Security measures for online card payments will become stricter
In line with EU requirements for secure online shopping, as of 1 January 2021, there will be strengthened authentication requirements for online card payments.
In case the merchant chosen by a customer has not implemented the new technological security solutions – the strong authentication, making card payments on the internet may be disrupted.
The purpose of creating stronger authentication is to protect the interests of customers.
A strong authentication for online card payments in the European Union (EU) is provided for in the regulatory technical standards related to the Second Payment Services Directive (PSD2), which require stricter authentication requirements for online card payments. To meet these requirements, service providers, including merchants from the EU (also EEA) and card issuers, need to introduce solutions that improve payment security and ensure a higher level of customer protection.
From now on, the strong authentication, such as using Smart-ID, biometrics, or a code calculator, will be mainly required for larger payments. The strong authentication according to certain security algorithms will also be required for lower value payments, for example, for every five consecutive payments or when the total value of the payments has reached 100 euros.
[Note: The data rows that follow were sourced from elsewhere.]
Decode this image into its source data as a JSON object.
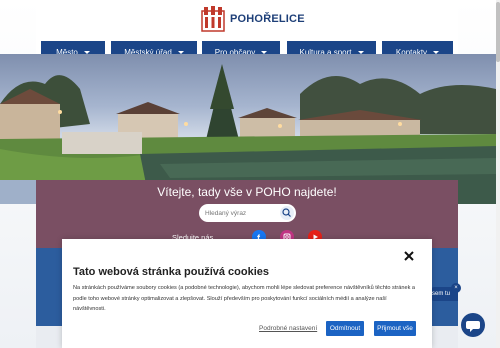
{
  "header": {
    "site_name": "POHOŘELICE"
  },
  "nav": {
    "items": [
      {
        "label": "Město"
      },
      {
        "label": "Městský úřad"
      },
      {
        "label": "Pro občany"
      },
      {
        "label": "Kultura a sport"
      },
      {
        "label": "Kontakty"
      }
    ]
  },
  "hero": {
    "welcome": "Vítejte, tady vše v POHO najdete!",
    "search_placeholder": "Hledaný výraz",
    "follow_label": "Sledujte nás"
  },
  "chat": {
    "bubble_text": "sem tu",
    "close_symbol": "×"
  },
  "cookie_banner": {
    "title": "Tato webová stránka používá cookies",
    "text": "Na stránkách používáme soubory cookies (a podobné technologie), abychom mohli lépe sledovat preference návštěvníků těchto stránek a podle toho webové stránky optimalizovat a zlepšovat. Slouží především pro poskytování funkcí sociálních médií a analýze naší návštěvnosti.",
    "preferences_link": "Podrobné nastavení",
    "deny_label": "Odmítnout",
    "accept_label": "Přijmout vše"
  },
  "colors": {
    "nav_blue": "#1b4588",
    "band_mauve": "#7a4f63",
    "button_blue": "#1b63c3",
    "facebook": "#1877f2",
    "instagram": "#c13584",
    "youtube": "#e62117"
  },
  "icons": [
    "logo-mark",
    "search-icon",
    "facebook-icon",
    "instagram-icon",
    "youtube-icon",
    "close-icon",
    "chat-icon"
  ]
}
Until now, the strong authentication for online card payments in the EU was not required for every transaction, as its frequency was determined by service providers according to the risk analysis. The strong authentication approach will provide payment card holders and merchants with additional security, as the information printed on the payment card can be copied and used for fraudulent purposes or for illegitimate transactions without the cardholder's knowledge.
In Latvia, the strong authentication in e-commerce has been ongoing for already several years. Customers have gained experience in using it when confirming a purchase in internet banking or in a mobile application. However, some merchants in other EU countries, where Latvian customers do online shopping, have not yet implemented these solutions, contrary to legal requirements. In such cases, payment service providers, which are card issuers, will reject online purchases.
If customers use a payment card for regular payments, the addition of the card will be subject to the strong authentication at the first time of interaction and will not be mandatory for further such transactions.
We ask our customers to be understanding and in case of any questions to contact their payment service provider or card issuer.